Pourtant, selon la direction de la recherche, des études, de l'évaluation et des statistiques (DREES)2(*), le nombre d'agréments délivrés par le service départemental de la protection maternelle et infantile (PMI) a augmenté d'environ 30 % depuis 1995, ce qui a permis de multiplier par 3,5 en moins de dix ans le nombre d'assistants maternels en activité.

En outre, la proportion d'assistants maternels en activité rapportée au nombre d'agréments valides a fortement crû sur la période, passant d'à peine plus de la moitié en 1990 aux trois quarts depuis 2001.

On comptait en 2002, 343.100 assistants maternels agréés à la journée (soit près de 90 % des effectifs), 25.600 en crèches familiales et 9.100 en agrément mixte (permanent et non permanent).

L'augmentation, à la fois du nombre d'agréments en cours de validité et du nombre d'assistants maternels en exercice, s'explique en grande partie, selon la DREES, par la création de l'AFEAMA en 1991 et par la réforme du statut issue de la loi n° 92-642 du 12 juillet 1992 relative aux assistants maternels et assistantes maternelles, qui a permis un début de professionnalisation de ce métier. Ces deux dispositifs ont entraîné, d'une part un nombre croissant de « nourrices » demandant à être agréées, d'autre part, un taux plus élevé de déclaration des assistants maternels par les employeurs, traduisant ainsi une substantielle réduction du travail au noir. Pour autant, un quart des assistants maternels agréés n'est actuellement pas en exercice, proportion qui peut atteindre 40 % dans certains départements.

Il s'agit donc, pour répondre à la demande croissante des familles, de mieux valoriser ce métier, afin d'inciter ceux qui sont agréés à l'exercer et d'attirer de nouveaux candidats. A cet égard, le présent projet de loi apporte des réponses constructives, notamment en termes de professionnalisation et de recul de la précarité.

En cela, il complète utilement les dispositions de la loi n° 2004-1 du 2 janvier 2004 relative à l'accueil et à la protection de l'enfance concernant l'agrément, qui déjà, avaient permis de développer les capacités d'accueil des assistants maternels et d'assouplir les règles applicables à ce mode de garde.
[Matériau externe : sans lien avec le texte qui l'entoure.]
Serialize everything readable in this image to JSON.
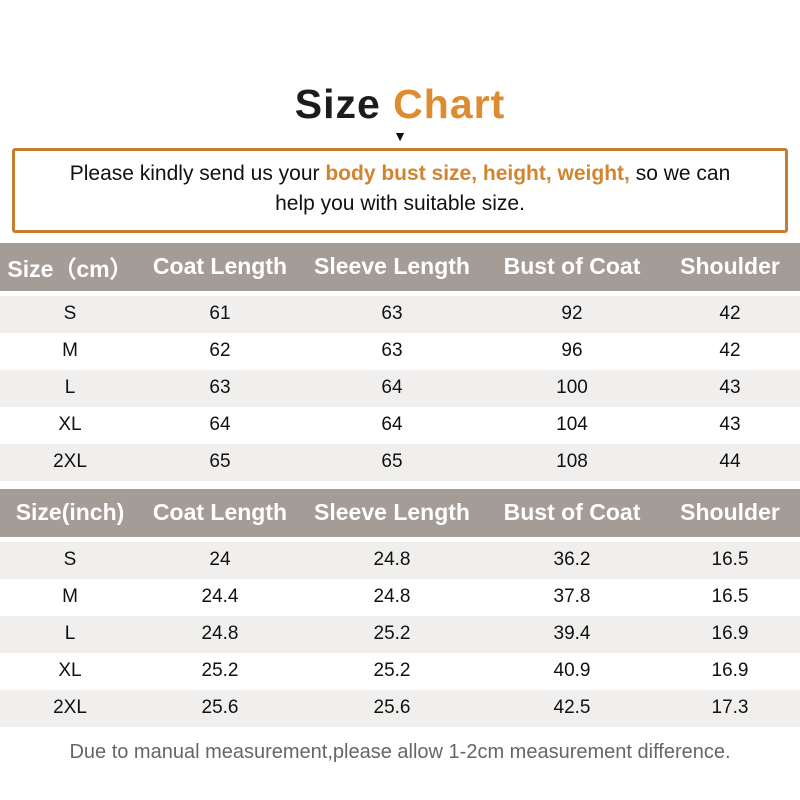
{
  "title": {
    "black_part": "Size ",
    "orange_part": "Chart"
  },
  "arrow_icon": "▼",
  "notice": {
    "before": "Please kindly send us your ",
    "highlight": "body bust size, height, weight,",
    "after": " so we can help you with suitable size."
  },
  "chart_data": [
    {
      "type": "table",
      "unit": "cm",
      "columns": [
        "Size（cm）",
        "Coat Length",
        "Sleeve Length",
        "Bust of Coat",
        "Shoulder"
      ],
      "rows": [
        [
          "S",
          "61",
          "63",
          "92",
          "42"
        ],
        [
          "M",
          "62",
          "63",
          "96",
          "42"
        ],
        [
          "L",
          "63",
          "64",
          "100",
          "43"
        ],
        [
          "XL",
          "64",
          "64",
          "104",
          "43"
        ],
        [
          "2XL",
          "65",
          "65",
          "108",
          "44"
        ]
      ]
    },
    {
      "type": "table",
      "unit": "inch",
      "columns": [
        "Size(inch)",
        "Coat Length",
        "Sleeve Length",
        "Bust of Coat",
        "Shoulder"
      ],
      "rows": [
        [
          "S",
          "24",
          "24.8",
          "36.2",
          "16.5"
        ],
        [
          "M",
          "24.4",
          "24.8",
          "37.8",
          "16.5"
        ],
        [
          "L",
          "24.8",
          "25.2",
          "39.4",
          "16.9"
        ],
        [
          "XL",
          "25.2",
          "25.2",
          "40.9",
          "16.9"
        ],
        [
          "2XL",
          "25.6",
          "25.6",
          "42.5",
          "17.3"
        ]
      ]
    }
  ],
  "footer_note": "Due to manual measurement,please allow 1-2cm measurement difference.",
  "colors": {
    "title_orange": "#DD8C2F",
    "notice_border_orange": "#C87E30",
    "notice_highlight_orange": "#D28530",
    "table_header_bg": "#A39C97",
    "table_row_alt_bg": "#F0EFEE"
  }
}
En effet, il est apparu que beaucoup d'assistants maternels ne pouvaient répondre à la demande des parents, en raison de la rigidité de leur agrément qui ne les autorisait à garder qu'un maximum de trois enfants, quelle que soit la durée de leur présence.

Cette capacité d'accueil a été portée à trois enfants gardés simultanément, ce qui autorise l'accueil en temps partiel d'un nombre plus important d'enfants.

En outre, les assistants maternels bénéficient d'un rythme de travail plus régulier, puisque les parents peuvent ne laisser leur enfant en garde que quelques heures par semaine sans que le revenu de l'assistant maternel en pâtisse.

* 1 Etudes et résultats de la DREES. N° 217, février 2003.

* 2 Etudes et résultats de la DREES. Les assistantes maternelles : une profession en développement. N° 232, avril 2003.